The marked decline in the neutral federal funds rate may be partially attributable to a range of persistent economic headwinds that have weighed on aggregate demand. Following the financial crisis, these headwinds included tighter underwriting standards and limited access to credit for some borrowers, deleveraging by many households to reduce debt burdens, contractionary fiscal policy, weak growth abroad coupled with a significant appreciation of the dollar, slower productivity and labor force growth, and elevated uncertainty about the economic outlook. Although the restraint imposed by many of these factors has declined noticeably over the past few years, some of these effects have remained significant. As these effects abate, the neutral federal funds rate should gradually move higher over time.

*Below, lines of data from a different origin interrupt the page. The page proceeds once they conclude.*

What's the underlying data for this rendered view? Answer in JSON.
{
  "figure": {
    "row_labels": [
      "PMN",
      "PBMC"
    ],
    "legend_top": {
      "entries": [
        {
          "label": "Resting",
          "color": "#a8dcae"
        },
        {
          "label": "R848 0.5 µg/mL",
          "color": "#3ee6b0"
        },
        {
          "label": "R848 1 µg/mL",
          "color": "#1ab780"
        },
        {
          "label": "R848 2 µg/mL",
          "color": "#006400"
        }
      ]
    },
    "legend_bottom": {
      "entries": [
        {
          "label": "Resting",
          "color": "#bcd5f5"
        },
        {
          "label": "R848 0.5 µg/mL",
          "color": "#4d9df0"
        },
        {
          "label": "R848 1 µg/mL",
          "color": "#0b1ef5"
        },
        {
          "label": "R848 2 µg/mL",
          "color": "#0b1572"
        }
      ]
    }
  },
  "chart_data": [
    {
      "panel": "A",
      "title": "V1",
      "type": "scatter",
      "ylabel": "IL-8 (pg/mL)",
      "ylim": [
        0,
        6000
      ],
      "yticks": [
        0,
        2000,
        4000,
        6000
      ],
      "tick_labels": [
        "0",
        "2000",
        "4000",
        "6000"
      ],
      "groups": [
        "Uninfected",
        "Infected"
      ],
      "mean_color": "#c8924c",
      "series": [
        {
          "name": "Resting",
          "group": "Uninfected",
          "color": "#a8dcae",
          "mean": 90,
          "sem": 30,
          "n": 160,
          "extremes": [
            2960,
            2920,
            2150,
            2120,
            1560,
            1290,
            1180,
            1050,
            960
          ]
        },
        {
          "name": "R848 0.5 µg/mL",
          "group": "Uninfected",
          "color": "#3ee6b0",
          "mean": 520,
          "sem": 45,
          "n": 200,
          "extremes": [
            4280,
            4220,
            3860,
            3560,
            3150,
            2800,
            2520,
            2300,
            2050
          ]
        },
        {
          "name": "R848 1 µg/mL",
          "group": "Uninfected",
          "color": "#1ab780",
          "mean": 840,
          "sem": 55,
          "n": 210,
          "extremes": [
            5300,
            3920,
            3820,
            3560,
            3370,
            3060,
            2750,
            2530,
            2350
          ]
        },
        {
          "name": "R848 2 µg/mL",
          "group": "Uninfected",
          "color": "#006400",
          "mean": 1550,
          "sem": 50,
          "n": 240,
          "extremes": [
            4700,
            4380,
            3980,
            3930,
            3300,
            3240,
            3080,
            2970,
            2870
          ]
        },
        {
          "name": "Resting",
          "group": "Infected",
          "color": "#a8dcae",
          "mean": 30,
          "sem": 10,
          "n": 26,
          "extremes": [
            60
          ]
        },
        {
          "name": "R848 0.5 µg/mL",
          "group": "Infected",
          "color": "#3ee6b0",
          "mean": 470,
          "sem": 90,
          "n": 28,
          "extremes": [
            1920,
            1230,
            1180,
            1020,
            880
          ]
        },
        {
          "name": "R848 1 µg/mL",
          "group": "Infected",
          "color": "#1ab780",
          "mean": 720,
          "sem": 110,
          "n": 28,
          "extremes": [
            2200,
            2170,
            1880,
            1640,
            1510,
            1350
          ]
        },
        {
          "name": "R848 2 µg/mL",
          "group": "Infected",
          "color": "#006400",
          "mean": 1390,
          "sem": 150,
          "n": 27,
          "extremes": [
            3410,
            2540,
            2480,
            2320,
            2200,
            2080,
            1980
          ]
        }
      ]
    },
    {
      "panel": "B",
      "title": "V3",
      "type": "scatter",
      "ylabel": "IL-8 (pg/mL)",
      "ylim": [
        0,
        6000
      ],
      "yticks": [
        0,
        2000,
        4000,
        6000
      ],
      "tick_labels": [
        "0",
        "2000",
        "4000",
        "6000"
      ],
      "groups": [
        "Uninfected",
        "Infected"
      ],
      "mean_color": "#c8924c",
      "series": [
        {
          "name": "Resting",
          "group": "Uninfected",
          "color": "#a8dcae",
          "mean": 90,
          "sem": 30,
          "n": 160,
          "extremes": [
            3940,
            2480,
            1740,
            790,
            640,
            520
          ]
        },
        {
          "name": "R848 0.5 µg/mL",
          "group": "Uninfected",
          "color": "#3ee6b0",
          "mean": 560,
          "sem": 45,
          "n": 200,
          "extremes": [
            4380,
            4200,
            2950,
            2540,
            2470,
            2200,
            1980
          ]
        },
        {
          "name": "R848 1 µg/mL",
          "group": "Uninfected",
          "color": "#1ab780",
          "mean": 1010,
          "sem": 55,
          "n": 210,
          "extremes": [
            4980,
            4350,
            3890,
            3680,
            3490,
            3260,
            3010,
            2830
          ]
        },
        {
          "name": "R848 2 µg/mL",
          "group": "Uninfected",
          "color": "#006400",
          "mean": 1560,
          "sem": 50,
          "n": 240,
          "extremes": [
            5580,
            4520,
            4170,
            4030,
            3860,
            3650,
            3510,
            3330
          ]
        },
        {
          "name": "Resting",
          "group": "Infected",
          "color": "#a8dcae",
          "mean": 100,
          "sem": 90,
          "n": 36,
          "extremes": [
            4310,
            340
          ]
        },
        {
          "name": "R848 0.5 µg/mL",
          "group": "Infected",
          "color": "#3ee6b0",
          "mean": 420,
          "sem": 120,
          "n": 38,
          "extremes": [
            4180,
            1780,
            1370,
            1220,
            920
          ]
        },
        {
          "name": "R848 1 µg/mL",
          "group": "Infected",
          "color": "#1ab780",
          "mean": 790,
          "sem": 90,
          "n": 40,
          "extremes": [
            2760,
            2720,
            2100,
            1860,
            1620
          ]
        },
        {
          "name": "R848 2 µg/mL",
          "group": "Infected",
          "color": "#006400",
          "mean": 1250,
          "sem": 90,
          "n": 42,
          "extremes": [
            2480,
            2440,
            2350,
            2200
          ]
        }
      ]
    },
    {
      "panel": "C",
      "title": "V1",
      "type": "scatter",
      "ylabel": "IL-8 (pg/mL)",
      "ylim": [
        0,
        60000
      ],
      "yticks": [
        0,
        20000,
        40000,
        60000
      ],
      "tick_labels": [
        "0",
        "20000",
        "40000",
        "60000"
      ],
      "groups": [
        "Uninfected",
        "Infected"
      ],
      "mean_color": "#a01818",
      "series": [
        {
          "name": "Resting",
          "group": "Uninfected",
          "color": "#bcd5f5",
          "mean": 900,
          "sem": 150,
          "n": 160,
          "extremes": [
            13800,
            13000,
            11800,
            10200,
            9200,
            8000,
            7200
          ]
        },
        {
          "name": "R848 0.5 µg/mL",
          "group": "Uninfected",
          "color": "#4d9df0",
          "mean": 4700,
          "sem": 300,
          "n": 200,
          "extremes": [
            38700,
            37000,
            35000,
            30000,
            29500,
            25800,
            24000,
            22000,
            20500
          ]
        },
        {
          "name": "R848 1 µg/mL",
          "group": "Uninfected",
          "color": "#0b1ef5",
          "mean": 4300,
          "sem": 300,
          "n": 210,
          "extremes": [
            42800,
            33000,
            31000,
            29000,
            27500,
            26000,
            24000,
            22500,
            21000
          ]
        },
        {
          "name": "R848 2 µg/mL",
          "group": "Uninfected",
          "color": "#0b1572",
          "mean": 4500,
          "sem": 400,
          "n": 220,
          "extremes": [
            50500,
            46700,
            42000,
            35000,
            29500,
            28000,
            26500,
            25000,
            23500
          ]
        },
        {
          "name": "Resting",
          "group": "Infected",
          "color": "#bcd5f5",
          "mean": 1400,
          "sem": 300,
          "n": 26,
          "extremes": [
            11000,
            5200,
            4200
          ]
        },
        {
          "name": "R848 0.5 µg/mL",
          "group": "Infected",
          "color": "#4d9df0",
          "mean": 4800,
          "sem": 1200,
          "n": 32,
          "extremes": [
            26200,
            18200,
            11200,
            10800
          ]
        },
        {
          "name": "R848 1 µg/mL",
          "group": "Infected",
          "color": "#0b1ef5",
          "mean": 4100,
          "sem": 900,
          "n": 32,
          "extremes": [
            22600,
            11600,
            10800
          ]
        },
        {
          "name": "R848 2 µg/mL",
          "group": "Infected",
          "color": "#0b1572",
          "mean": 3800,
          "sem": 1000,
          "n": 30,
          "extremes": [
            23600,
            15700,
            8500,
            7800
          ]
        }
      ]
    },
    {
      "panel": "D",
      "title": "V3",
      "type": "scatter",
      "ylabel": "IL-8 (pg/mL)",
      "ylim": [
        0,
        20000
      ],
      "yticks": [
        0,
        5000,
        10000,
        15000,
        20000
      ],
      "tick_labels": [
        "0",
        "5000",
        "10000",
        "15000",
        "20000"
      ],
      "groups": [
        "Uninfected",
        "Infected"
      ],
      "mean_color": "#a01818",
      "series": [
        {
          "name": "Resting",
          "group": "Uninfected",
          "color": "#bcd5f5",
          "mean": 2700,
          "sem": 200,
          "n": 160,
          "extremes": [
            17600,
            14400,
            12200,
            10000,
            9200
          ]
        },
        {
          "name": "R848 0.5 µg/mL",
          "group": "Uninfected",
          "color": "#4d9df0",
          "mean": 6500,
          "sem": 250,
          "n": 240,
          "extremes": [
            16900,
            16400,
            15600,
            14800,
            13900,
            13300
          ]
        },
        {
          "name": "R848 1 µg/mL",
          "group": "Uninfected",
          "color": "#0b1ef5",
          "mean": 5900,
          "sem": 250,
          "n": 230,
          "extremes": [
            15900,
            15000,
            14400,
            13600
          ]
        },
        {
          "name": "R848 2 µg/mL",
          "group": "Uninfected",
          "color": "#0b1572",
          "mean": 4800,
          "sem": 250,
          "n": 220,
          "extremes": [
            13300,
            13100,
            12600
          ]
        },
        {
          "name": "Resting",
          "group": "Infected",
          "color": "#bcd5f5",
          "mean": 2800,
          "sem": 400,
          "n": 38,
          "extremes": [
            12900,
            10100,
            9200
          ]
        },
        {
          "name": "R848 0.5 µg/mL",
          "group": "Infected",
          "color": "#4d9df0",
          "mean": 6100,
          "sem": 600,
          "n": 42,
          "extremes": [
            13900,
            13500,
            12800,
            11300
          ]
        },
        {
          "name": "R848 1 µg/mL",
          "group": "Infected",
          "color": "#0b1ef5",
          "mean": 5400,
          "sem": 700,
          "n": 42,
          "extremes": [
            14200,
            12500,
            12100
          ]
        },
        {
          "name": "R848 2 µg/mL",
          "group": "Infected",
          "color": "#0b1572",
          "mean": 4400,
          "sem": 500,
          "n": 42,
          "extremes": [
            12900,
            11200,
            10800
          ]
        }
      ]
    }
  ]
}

This view is implicitly reflected in participants’ projections of appropriate monetary policy. The median projection for the federal funds rate rises gradually to nearly 1-1/2 percent in late 2016 and 2-1/2 percent in late 2017. As the factors restraining economic growth continue to fade over time, the median rate rises to 3-1/4 percent by the end of 2018, close to its longer-run normal level. Compared with the projections made in September, a number of participants lowered somewhat their paths for the federal funds rate, although changes to the median path are fairly minor.

I think this is very important and I’ll try to explain why. Prior to the recession, it was assumed that the natural rate was about 2% in real terms, meaning after inflation.

That means that the Fed’s job is pretty simple: bring the Fed funds rate below 2% to get the economy going, and then bring it above 2% when the economy is running hot. As such, the trend of real Fed funds should oscillate between about 0% on the low end and 4% or so on the high end. Check out this chart:

After the recession hit, all that went out the window. The Fed believes that the natural rate tanked and probably went negative. I think that’s right.

Now the “sine wave” of real rates may fluctuate between, say, -2% and +2%. According to today’s blue dots, the Fed expects the real Fed funds rate (the blue line in the chart above) to be -0.9% at the end of this year. It will rise to -0.2% at the end of 2016, and to +0.5% by the end of 2017. The Fed believes the long-rate rate is 1.4% which we can assume is the Fed’s guess for the natural rate. I think that’s too high.

To me, what the new numbers are isn’t exactly important. It’s that we live in a new economic world. The old rules no longer apply.